Though they may have limited resources and staff, it is still important for nonprofit organizations to stay educated on new and existing privacy laws and regulations, while making sure they are still under budget and in line with long-term strategies. Modernizing cybersecurity processes is one way to do this, as it is more efficient and cost-effective in the long run.

With the CCPA and other new regulations, more and more donors and consumers are becoming aware of what their rights are and taking advantage of this. This is especially true during COVID-19, as cybercriminals are becoming more active, resulting in the need for stricter data security overall. However, the survey previously mentioned showed that 57 percent of nonprofits do not have a documented process in place for allowing customers to access, delete, or rectify their information, and 53 percent have had requests in the last year by customers to do so. Therefore, it’s becoming more crucial for nonprofits to ensure they are prepared for these kinds of requests, as consumers are starting to take a more active role with their data.
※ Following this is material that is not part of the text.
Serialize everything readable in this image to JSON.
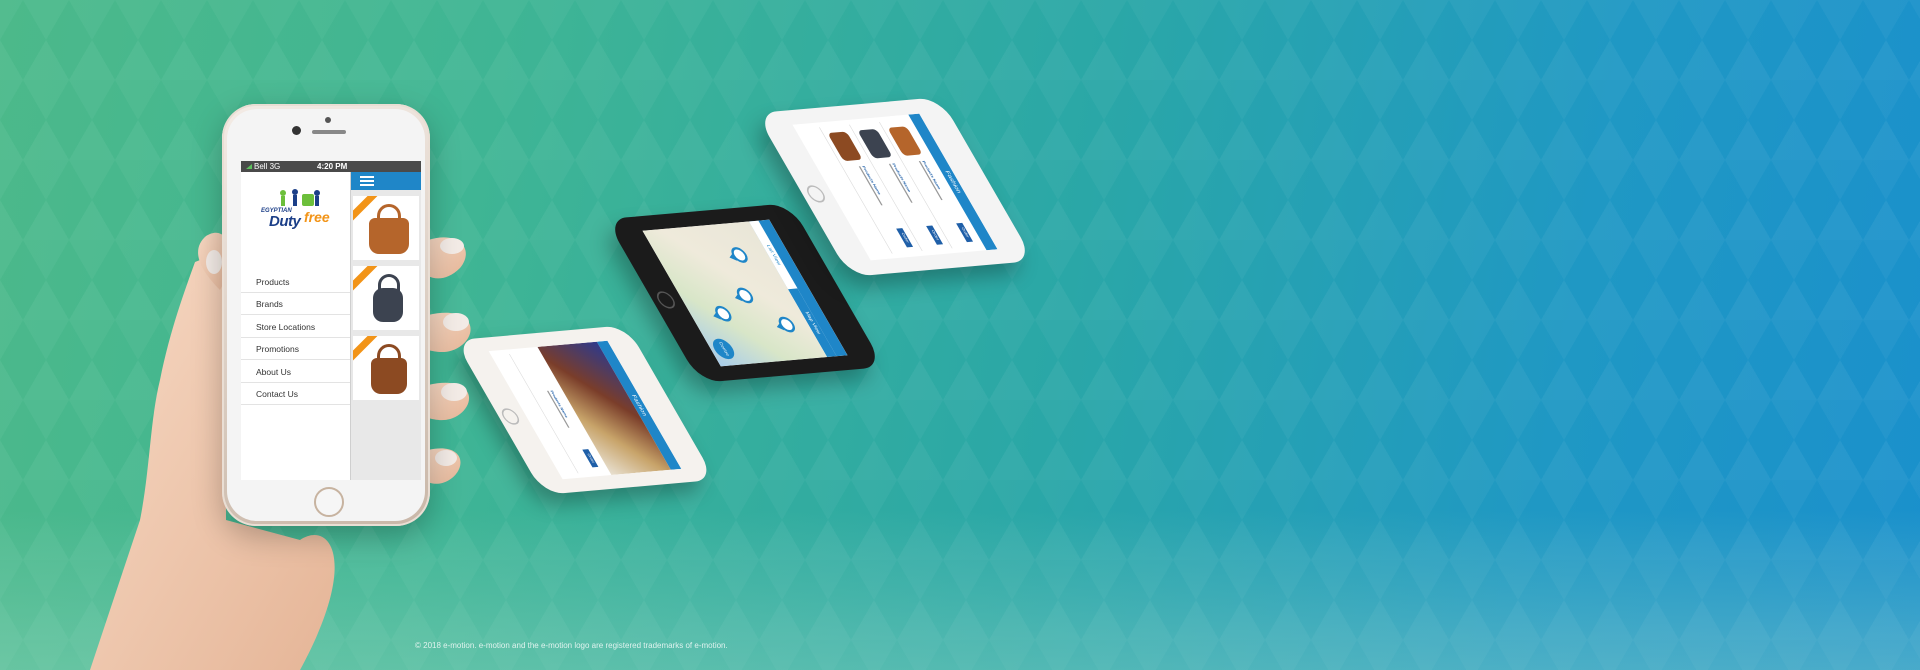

Take Advantage of Cybersecurity Resources

If nonprofit organizations feel overwhelmed by regulations, there are plenty of resources to guide them. For example, my company, FormAssembly, follows the National Institute of Standards and Technology (NIST) cybersecurity framework. Nonprofits should take advantage of resources like this, and they should also talk with data partners or legal counsel to make sure they are taking the necessary steps to protect their data.

Because of these new regulations, nonprofit organizations must also understand that donors’ expectations will change as well. This is where transparency comes into play. As regulations are allowing customers to have more access to how their data is being used, nonprofits must be transparent with their donors and have clear disclosures and open conversations around data privacy. Being transparent not only leads to increased accountability, but it also helps ease donors' minds on how their data is being handled and makes them feel more comfortable throughout the donation process. Transparency also keeps donors up to date on the organization's level of security. Each organization should be prepared to answer requests for greater access, control, and insight into how their data is being collected and used.

As nonprofit organizations take more steps toward improved data security during the COVID-19 crisis and beyond, they are protecting themselves and their donors against costly data breach risks. By becoming more aware of what regulations they must follow and what resources they have at their disposal, nonprofit organizations are less likely to become exposed to enforcement risk for breaking data protection laws. Ultimately, by following these regulations and utilizing various resources, nonprofits will save themselves time and money, while also maintaining the organization’s reputation and trust with donors, staff and volunteers.